Six Days In Spring is among seven new competition titles, and stars Eye Haïdara as a desperate woman who borrows her ex in-laws’ house on the French Riviera to spend a few days’ holiday with her children. Lafosse was previously in San Sebastian with The White Knights (2015) and A Silence (2023), and in competition at Venice in 2006 for Private Property.
Other world premieres in competition include Olmo Omerzu’s Ungrateful Beings, about a recently divorced father who goes on a camping trip with and his two teenage children; and Xiaoyu Qin’s debut fiction feature Her Heart Beats In Its Cage, following a woman who reunites with her son after spending ten years in prison for killing her husband.
Binoche’s directing debut IN-I In Motion plays out of competition, and is a documentary about In-I, the hybrid dance and theatre show produced by the actress in 2007 with dancer and choreographer Akram Khan.

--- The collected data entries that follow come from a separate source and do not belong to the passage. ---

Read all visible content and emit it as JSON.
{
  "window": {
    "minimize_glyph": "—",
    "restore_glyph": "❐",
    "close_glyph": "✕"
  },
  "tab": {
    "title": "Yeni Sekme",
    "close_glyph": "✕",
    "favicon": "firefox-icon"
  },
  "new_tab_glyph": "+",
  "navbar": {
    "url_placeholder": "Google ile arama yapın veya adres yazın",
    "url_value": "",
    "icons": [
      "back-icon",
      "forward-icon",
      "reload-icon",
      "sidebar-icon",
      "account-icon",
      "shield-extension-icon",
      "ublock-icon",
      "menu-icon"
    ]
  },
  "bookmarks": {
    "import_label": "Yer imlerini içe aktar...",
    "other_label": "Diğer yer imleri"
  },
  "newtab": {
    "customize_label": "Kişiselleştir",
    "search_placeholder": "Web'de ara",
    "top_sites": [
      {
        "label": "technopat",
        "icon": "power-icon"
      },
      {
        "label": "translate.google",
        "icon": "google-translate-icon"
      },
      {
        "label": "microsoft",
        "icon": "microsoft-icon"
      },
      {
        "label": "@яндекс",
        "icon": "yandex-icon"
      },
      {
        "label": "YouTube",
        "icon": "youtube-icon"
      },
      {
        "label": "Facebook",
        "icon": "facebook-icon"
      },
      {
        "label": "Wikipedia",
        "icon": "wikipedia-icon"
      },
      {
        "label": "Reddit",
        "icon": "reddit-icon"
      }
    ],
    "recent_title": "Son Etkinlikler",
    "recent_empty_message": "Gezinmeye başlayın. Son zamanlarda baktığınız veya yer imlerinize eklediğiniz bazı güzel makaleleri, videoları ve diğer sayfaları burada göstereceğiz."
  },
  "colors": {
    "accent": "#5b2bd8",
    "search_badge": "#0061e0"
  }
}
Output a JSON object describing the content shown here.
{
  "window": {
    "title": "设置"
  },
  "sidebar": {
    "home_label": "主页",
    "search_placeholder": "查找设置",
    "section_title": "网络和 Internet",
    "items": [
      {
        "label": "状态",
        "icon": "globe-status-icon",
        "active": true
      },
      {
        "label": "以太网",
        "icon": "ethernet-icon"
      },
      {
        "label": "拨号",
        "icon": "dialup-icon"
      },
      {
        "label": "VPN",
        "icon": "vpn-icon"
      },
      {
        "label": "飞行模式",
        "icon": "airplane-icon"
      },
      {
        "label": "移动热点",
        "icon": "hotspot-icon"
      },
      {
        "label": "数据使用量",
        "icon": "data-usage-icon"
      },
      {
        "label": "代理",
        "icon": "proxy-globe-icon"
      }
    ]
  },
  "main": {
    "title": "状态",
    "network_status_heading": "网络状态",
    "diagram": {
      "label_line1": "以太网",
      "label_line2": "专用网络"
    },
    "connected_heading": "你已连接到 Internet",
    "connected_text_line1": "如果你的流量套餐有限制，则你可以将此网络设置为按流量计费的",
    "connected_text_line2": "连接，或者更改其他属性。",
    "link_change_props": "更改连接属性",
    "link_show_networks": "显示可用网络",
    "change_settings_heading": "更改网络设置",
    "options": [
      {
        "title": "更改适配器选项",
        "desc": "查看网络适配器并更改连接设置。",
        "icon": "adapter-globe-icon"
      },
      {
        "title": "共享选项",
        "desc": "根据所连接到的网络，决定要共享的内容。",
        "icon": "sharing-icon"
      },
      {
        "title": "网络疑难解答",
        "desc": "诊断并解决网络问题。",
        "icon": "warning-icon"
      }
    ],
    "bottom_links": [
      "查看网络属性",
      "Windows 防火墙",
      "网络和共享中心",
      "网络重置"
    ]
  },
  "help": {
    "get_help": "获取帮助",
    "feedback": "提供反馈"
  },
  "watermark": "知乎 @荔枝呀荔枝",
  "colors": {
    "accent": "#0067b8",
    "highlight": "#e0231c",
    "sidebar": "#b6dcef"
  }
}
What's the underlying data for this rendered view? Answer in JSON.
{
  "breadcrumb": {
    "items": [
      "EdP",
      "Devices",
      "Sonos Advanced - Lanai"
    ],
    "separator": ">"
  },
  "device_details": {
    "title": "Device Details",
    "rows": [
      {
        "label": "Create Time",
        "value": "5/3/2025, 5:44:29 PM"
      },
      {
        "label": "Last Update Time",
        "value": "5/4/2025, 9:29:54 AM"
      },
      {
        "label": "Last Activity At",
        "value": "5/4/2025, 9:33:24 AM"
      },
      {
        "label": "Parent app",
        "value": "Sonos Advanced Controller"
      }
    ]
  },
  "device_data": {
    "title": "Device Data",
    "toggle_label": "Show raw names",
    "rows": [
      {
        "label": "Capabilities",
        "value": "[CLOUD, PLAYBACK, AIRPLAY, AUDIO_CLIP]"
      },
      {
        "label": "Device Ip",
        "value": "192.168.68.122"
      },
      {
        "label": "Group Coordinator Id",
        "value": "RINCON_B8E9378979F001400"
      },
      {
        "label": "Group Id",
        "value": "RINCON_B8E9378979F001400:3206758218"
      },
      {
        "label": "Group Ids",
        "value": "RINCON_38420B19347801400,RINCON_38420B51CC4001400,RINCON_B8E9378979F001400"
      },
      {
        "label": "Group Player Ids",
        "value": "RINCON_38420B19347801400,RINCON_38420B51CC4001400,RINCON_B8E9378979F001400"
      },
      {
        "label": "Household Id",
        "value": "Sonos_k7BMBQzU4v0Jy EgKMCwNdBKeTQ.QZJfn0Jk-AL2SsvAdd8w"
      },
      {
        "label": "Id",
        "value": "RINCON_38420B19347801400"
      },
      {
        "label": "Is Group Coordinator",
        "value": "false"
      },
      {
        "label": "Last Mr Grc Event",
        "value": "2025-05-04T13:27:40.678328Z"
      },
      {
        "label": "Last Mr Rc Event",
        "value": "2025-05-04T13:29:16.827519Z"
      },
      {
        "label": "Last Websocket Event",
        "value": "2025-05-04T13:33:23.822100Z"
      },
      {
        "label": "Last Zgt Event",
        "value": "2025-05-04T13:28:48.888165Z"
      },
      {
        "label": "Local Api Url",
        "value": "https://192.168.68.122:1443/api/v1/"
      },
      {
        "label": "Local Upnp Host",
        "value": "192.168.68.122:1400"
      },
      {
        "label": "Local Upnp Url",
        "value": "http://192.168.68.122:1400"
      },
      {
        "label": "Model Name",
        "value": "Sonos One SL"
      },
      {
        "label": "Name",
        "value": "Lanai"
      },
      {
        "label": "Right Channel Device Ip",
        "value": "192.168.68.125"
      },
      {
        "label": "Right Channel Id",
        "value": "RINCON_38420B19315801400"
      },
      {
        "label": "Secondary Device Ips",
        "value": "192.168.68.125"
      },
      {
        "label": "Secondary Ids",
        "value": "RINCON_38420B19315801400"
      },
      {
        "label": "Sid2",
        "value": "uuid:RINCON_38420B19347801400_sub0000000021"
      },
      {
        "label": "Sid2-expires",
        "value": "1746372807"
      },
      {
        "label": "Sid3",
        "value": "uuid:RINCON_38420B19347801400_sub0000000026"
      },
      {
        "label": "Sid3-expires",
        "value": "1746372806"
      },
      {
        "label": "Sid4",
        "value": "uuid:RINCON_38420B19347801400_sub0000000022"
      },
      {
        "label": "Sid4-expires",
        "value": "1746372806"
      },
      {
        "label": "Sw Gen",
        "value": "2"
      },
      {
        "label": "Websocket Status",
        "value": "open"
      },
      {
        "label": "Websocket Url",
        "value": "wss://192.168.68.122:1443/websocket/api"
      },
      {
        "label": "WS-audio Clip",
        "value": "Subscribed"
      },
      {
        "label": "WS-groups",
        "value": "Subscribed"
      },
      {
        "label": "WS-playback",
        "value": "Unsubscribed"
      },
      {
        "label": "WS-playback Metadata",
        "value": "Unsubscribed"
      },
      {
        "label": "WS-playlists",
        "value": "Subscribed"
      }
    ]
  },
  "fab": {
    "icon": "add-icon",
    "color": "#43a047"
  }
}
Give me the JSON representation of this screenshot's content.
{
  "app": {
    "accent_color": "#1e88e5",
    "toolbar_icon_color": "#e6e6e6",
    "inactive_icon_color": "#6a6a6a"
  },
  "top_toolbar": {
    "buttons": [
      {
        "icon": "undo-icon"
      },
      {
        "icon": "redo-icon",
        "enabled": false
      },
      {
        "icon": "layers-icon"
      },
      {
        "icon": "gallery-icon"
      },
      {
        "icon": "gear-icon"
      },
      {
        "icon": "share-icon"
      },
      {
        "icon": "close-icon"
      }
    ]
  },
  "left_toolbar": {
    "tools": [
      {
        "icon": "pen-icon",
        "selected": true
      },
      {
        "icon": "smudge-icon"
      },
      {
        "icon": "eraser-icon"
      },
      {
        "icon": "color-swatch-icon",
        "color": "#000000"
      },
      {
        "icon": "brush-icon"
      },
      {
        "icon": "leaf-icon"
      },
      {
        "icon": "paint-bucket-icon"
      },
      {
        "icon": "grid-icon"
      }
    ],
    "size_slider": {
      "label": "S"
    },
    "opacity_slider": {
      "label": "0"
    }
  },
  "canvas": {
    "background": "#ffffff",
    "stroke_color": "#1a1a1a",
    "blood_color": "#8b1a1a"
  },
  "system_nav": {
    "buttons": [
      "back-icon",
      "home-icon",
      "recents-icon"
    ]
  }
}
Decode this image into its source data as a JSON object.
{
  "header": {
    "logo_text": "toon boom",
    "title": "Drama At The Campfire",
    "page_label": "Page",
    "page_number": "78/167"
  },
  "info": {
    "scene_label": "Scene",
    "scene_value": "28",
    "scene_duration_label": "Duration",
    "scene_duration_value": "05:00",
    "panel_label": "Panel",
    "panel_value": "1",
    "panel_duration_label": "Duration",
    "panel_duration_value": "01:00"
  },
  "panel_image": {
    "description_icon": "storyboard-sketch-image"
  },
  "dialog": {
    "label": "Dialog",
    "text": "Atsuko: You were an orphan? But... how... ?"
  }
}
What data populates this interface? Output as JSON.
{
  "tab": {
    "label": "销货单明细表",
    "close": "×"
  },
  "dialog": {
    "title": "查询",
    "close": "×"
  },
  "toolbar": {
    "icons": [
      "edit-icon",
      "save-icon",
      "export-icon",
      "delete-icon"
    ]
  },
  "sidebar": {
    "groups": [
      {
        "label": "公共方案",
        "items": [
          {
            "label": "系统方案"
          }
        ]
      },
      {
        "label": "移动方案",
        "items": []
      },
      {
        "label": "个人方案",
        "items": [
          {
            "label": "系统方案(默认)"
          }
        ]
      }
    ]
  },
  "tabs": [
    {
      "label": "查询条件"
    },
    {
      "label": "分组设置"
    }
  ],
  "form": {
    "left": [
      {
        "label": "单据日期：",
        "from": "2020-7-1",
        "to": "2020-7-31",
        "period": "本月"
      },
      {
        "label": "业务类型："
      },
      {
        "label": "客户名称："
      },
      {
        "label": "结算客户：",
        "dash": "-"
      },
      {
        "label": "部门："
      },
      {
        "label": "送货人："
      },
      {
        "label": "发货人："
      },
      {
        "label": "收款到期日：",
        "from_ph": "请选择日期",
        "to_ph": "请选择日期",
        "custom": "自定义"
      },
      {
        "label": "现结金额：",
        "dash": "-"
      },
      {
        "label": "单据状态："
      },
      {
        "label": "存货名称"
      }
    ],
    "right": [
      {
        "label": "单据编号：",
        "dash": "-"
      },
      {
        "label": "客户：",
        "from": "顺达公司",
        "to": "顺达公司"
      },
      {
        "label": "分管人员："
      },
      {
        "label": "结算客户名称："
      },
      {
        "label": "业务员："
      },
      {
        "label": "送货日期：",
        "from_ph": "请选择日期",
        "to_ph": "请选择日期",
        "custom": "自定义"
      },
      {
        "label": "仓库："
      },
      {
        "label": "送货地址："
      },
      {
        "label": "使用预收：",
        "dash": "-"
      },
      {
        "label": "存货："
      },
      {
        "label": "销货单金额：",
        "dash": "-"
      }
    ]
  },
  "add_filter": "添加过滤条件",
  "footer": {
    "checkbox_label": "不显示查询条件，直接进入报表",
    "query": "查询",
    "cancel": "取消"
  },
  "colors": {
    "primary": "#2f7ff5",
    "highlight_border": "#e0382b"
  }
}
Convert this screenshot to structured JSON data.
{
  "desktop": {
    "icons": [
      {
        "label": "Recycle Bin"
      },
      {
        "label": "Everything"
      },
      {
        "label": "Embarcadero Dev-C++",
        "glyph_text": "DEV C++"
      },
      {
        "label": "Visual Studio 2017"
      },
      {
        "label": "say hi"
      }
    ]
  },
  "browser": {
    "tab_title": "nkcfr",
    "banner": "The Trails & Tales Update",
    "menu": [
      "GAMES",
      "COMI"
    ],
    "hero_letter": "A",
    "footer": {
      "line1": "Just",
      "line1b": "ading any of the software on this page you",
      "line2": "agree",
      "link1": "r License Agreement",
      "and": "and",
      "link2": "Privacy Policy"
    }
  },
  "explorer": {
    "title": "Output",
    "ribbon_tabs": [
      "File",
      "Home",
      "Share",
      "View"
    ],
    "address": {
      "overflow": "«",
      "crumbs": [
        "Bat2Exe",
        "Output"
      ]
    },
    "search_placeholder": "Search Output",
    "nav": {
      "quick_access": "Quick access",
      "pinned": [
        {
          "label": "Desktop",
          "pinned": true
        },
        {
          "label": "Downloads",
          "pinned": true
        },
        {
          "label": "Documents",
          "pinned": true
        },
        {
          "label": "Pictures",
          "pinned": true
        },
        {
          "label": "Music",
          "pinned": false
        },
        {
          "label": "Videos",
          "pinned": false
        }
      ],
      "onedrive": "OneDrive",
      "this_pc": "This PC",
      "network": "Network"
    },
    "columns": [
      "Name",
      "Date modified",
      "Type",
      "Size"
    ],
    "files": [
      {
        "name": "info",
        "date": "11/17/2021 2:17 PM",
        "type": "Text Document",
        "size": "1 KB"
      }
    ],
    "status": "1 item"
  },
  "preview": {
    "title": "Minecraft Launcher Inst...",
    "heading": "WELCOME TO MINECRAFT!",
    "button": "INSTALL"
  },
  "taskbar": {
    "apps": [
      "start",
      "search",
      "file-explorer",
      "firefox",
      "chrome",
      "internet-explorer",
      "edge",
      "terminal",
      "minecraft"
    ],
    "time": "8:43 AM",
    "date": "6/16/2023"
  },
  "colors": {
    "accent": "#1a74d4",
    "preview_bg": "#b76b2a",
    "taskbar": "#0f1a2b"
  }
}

Also out of competition is Junji Sakamoto’s Climbing For Life, which tells the story of Japan’s Junko Tabei, the first woman to reach the summit of Mount Everest.
Other competition additions are Toronto premieres Ballad Of A Small Player directed by Edward Berger, Claire Denis’ The Fence and James Vanderbilt’s Nuremberg, plus the international premiere of Amazon MGM’s Belén from Dolores Fonzi.